FOOD SECURITY
THE BREADBASKET FAILURES
Akila Wijerathna highlights the food system woes unearthed by the pandemic
The COVID-19 outbreak has revealed contradictions in the modern food system – and presented an opportunity to recognise the critical socioeconomic roles played by food supply chains.
Workers engaged in the system are in a precarious position, and lack adequate pay and healthcare benefits but are asked to take risks to ensure food is available for people to consume.
Food systems comprise all the processes associated with production and utilisation – i.e. growing, harvesting, packing, processing, transporting, marketing, consuming and disposing of food remains.
These activities need inputs, and result in products and services, income and access to food, as well as environmental impacts. A food system operates in and is influenced by social, political, cultural, technological, economic and natural environments.
As new research indicates, power and control over food globally have become so highly concentrated that large profit oriented multinationals are influential in shaping critical decisions regarding how food is produced, traded and marketed.
Some consider such businesses to be necessary on the grounds that the increase in production and distribution is a prerequisite for global food security.
Meanwhile, it is undeniable that the global food system developed over the past half century is unsustainable.
The increasing incidence of monoculture farming with swaths of single crops grown over enormous areas is heavily dependent on synthetic fertilisers, pesticides and antibiotics. These in turn lead to a loss of biodiversity, environmental pollution and increasing fossil fuel dependency.
Several impending disasters are converging on the food supply, any of which could be catastrophic.
The climate breakdown threatens to cause what scientists refer to as ‘multiple breadbasket failures.’ The UN forecasts that feeding the world will require a 20 percent expansion in agriculture’s global water use by 2050. A global soil crisis threatens the basis of our subsistence as great tracts of arable land lose fertility through erosion, compaction and contamination.
Meanwhile, crucial phosphate supplies are dwindling rapidly. The collapse of insect populations hints at a global ecological meltdown threatening catastrophic pollination failures.
It is hard to see how farming can feed us all until 2050, let alone the end of the century and beyond.
Additionally, the food sector is facing unprecedented challenges in production, demand and regulations stemming from consumer trends. An increasing focus on sustainability, health and freshness in recent years has placed pressure on the sector to innovate.

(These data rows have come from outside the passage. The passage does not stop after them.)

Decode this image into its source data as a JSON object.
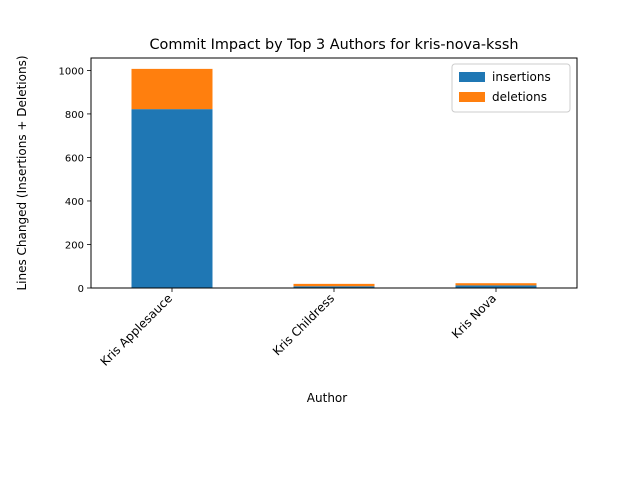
{
  "chart_data": {
    "type": "bar",
    "stacked": true,
    "title": "Commit Impact by Top 3 Authors for kris-nova-kssh",
    "xlabel": "Author",
    "ylabel": "Lines Changed (Insertions + Deletions)",
    "categories": [
      "Kris Applesauce",
      "Kris Childress",
      "Kris Nova"
    ],
    "series": [
      {
        "name": "insertions",
        "values": [
          822,
          8,
          12
        ],
        "color": "#1f77b4"
      },
      {
        "name": "deletions",
        "values": [
          185,
          11,
          10
        ],
        "color": "#ff7f0e"
      }
    ],
    "ylim": [
      0,
      1057
    ],
    "yticks": [
      0,
      200,
      400,
      600,
      800,
      1000
    ],
    "grid": false,
    "legend_position": "top-right"
  }
}
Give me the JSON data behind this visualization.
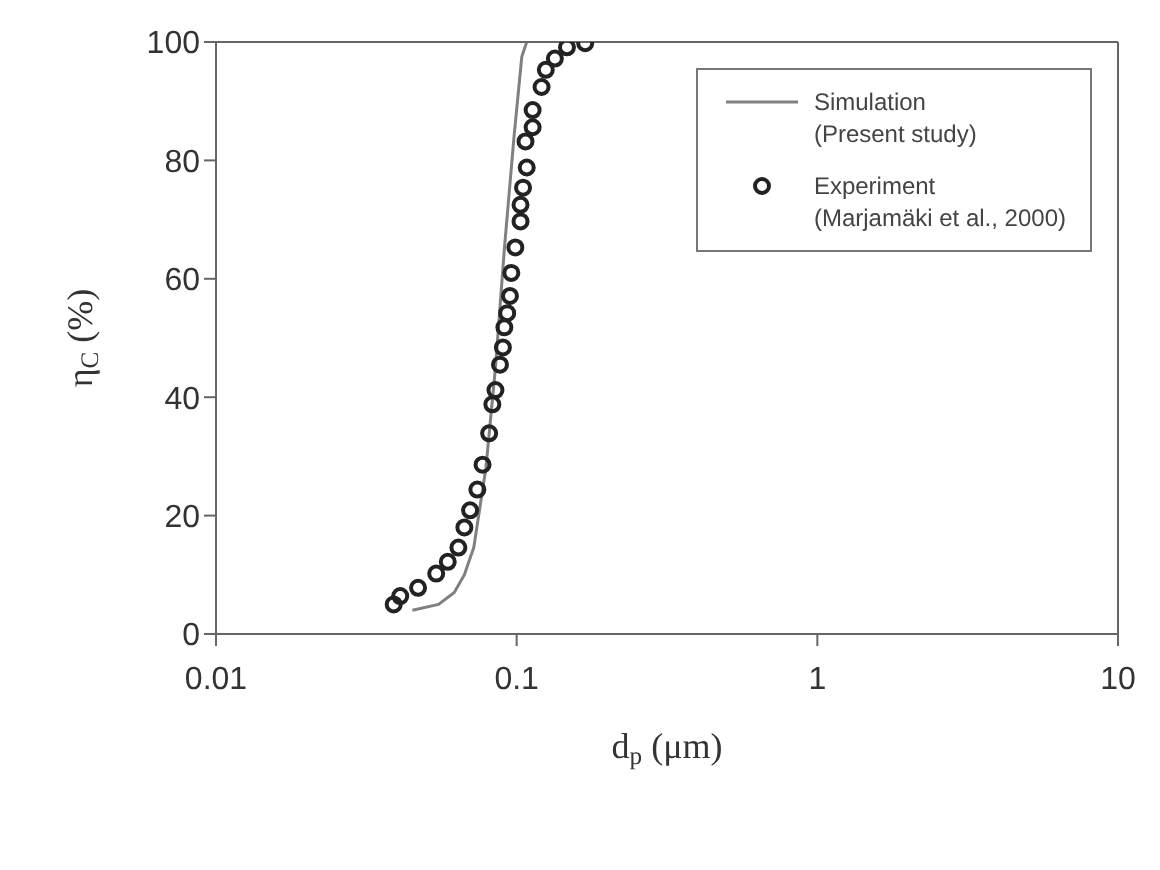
{
  "chart_data": {
    "type": "scatter",
    "xlabel": "d$_{p}$ (μm)",
    "ylabel": "η$_{C}$ (%)",
    "log": "x",
    "xlim": [
      0.01,
      10
    ],
    "xticks": [
      0.01,
      0.1,
      1,
      10
    ],
    "ylim": [
      0,
      100
    ],
    "yticks": [
      0,
      20,
      40,
      60,
      80,
      100
    ],
    "grid": false,
    "legend": "top right",
    "series": [
      {
        "name": "Simulation\n(Present study)",
        "type": "line",
        "color": "#808080",
        "marker": "none",
        "line_style": "solid",
        "x": [
          0.045,
          0.055,
          0.062,
          0.067,
          0.072,
          0.079,
          0.085,
          0.091,
          0.098,
          0.104,
          0.108
        ],
        "values": [
          4,
          5,
          7,
          10,
          14.6,
          28,
          45,
          65,
          84,
          97.5,
          100
        ]
      },
      {
        "name": "Experiment\n(Marjamäki et al., 2000)",
        "color": "#222222",
        "marker": "circle",
        "x": [
          0.039,
          0.041,
          0.047,
          0.054,
          0.059,
          0.064,
          0.067,
          0.07,
          0.074,
          0.077,
          0.081,
          0.083,
          0.085,
          0.088,
          0.09,
          0.091,
          0.093,
          0.095,
          0.096,
          0.099,
          0.103,
          0.103,
          0.105,
          0.108,
          0.107,
          0.113,
          0.113,
          0.121,
          0.125,
          0.134,
          0.147,
          0.169
        ],
        "values": [
          5,
          6.4,
          7.8,
          10.2,
          12.2,
          14.6,
          18,
          20.9,
          24.4,
          28.6,
          33.9,
          38.8,
          41.2,
          45.5,
          48.4,
          51.8,
          54.2,
          57.1,
          61,
          65.3,
          69.7,
          72.5,
          75.4,
          78.8,
          83.2,
          85.6,
          88.5,
          92.4,
          95.3,
          97.2,
          99.1,
          99.8
        ]
      }
    ]
  }
}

Besides this, as the organic food trend reached its peak and began commoditising, another trend appeared to take its place – viz. plant based, meatless, animal free products and so on.
Fixing the broken agriculture system can inject renewed energy and momentum into our quest for a more inclusive and sustainable economy. Addressing the core issues at the heart of the food challenge offers an opportunity to tackle many of the broader risks we face.
Collectively, we have the tools, resources and new knowledge, to summon the political will and courage to act. Therefore, transforming how we use
natural resources in agriculture plays a major role in addressing three critical planetary boundaries.
In recent years, agro-tech innovators have developed exciting ways to harness technology to enhance the world’s food supply.
Such innovations are protecting crops and maximising output, enabling structural changes that could achieve important sustainability goals of lowering greenhouse gasses, reducing water use, ending deforestation and potentially even sequestering carbon back into the soil.
The opportunity to utilise technology to improve food is massive; and this extends to increasing usage and decreasing waste as being vital to minimising the environmental impacts of a growing human population.
Currently, many smallholders lack the means and support to gain from growing food demand. Initiating and sustaining a process of inclusive transformation requires supporting their market access by investing in basic infrastructure, creating market incentives and promoting inclusive agribusiness models.
But it is as important to invest in intermediate supply chains where millions of SMEs already operate in food processing, storage, logistics and distribution.
Furthermore, women make a significant contribution throughout food systems but are often not formally recognised and face constraints that prevent engagement on equitable terms. Increasing their decision-making power, and control over resources and assets, could help empower them to contribute to food systems in ways that benefit both men and women.
Most of all, government policies and regulations play an important role in shaping food and agricultural activities. However, food sharing initiatives often struggle to gain visibility among policy makers.